Everybody pairs with everybody on all tasks. No drama. Image
We didn't strictly followed any pair programming style.

We loosely switched from driver-navigator to ping-pong to whatever according to necessity or mood.
And while some pairs switched who has the keyboard in a more structured way, eg using pomodoros, most pairs would switch in a more loose and organic way, following necessity, mood, or just because someone had the keyboard for too long.

The import thing was to switch often.
This is my experience.

And this how I feel about it:

It can feel like people watching over your shoulder, just awful. I think it happens when the pair is on a teacher/student mood and not a "working together" mood.

I still get nervous and sweaty in those situations.
It is exhausting.

It’s incompatible with the music-on-headphone habit, of course.

It demands all your "people skills”. Requires more maturity and less ego.

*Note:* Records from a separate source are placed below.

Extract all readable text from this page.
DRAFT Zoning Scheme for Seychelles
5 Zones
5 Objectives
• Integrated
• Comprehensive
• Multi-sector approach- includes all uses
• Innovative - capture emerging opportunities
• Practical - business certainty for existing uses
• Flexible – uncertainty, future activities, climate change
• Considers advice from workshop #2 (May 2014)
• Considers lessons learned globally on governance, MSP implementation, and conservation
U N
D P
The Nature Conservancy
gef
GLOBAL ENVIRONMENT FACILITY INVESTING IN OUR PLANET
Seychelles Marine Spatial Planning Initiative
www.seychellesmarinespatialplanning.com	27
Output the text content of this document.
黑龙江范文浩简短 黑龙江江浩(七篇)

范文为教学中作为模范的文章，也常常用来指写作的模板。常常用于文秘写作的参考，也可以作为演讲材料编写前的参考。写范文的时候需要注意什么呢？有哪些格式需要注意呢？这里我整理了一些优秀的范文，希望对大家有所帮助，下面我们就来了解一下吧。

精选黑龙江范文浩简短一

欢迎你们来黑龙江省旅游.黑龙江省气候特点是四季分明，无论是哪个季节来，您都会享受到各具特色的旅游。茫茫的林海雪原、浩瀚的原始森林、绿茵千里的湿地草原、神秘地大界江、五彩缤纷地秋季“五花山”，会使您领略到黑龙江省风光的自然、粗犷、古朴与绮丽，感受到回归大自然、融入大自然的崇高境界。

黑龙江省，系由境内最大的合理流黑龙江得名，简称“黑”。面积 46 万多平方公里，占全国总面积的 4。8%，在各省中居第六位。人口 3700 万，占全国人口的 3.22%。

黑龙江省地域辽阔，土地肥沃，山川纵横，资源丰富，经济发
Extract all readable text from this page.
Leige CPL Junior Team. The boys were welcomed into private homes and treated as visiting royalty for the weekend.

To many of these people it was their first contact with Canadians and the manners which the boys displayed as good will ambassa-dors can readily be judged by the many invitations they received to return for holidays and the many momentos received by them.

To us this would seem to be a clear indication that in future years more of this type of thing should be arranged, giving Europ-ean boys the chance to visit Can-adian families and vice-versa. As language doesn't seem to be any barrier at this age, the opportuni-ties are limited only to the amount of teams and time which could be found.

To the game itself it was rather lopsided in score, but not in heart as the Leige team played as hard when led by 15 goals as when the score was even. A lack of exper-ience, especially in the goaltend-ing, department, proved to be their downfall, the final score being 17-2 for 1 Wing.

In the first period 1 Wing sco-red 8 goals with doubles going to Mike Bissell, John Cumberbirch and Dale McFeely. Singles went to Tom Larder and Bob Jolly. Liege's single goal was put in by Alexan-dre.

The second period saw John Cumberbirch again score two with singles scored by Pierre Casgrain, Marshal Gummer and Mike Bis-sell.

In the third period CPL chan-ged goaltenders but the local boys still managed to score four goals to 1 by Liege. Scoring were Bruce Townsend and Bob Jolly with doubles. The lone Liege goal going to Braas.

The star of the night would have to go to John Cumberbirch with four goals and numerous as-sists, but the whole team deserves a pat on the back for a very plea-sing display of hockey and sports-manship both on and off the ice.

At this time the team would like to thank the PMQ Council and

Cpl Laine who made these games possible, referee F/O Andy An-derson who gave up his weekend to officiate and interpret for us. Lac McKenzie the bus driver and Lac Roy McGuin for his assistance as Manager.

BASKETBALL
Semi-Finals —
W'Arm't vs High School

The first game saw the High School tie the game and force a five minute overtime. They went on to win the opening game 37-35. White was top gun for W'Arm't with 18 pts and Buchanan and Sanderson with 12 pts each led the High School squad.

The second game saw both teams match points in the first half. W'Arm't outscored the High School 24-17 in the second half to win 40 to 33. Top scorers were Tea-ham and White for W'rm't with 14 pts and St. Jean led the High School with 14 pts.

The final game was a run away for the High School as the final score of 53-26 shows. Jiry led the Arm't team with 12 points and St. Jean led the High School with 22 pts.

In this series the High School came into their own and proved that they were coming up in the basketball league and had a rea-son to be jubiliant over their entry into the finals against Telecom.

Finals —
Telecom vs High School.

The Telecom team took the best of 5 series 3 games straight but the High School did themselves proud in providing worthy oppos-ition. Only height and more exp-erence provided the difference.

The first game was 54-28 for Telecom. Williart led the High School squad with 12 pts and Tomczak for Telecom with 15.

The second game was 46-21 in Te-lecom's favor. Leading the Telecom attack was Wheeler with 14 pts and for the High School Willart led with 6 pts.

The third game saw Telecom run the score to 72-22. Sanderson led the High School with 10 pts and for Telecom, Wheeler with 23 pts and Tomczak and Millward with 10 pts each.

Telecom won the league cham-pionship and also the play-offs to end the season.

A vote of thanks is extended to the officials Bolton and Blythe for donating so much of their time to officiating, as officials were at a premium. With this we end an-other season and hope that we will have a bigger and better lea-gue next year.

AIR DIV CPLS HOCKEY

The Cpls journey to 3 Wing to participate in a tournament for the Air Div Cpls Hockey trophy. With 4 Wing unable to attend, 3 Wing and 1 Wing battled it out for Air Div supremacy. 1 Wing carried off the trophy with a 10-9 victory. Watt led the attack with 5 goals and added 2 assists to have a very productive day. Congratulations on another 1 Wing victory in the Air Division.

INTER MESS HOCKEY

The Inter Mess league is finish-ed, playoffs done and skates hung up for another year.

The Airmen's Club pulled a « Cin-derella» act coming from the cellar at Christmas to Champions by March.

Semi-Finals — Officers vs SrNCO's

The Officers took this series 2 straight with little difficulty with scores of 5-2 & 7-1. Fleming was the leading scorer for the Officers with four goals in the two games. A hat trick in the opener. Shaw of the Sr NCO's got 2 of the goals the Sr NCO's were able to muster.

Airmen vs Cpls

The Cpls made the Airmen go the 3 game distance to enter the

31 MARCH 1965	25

But as any other skill, it gets better with time and practice.
And if you invest the time and support the practice, you should get:

There’s no better way to share knowledge: the tech, tools, tricks & shortcuts and the business/domain.

You get live feedback on your code - no need to wait for review or no need to review at all!
And the main thing that I think people disregard, because they never really experienced it: it makes it feel and work like a team.

The work belongs to the team, not to the individuals.
This means that everybody knows about everything and can do everything - this might take some time, of course, but is 100% possible.

This means it is a great investment for growing people.
I don’t pair much anymore because is not part of my new company’s and team's culture.

Personally, it is more comfortable.

But I thing it would make the team multiple times more effective and would tremendously benefit the organization.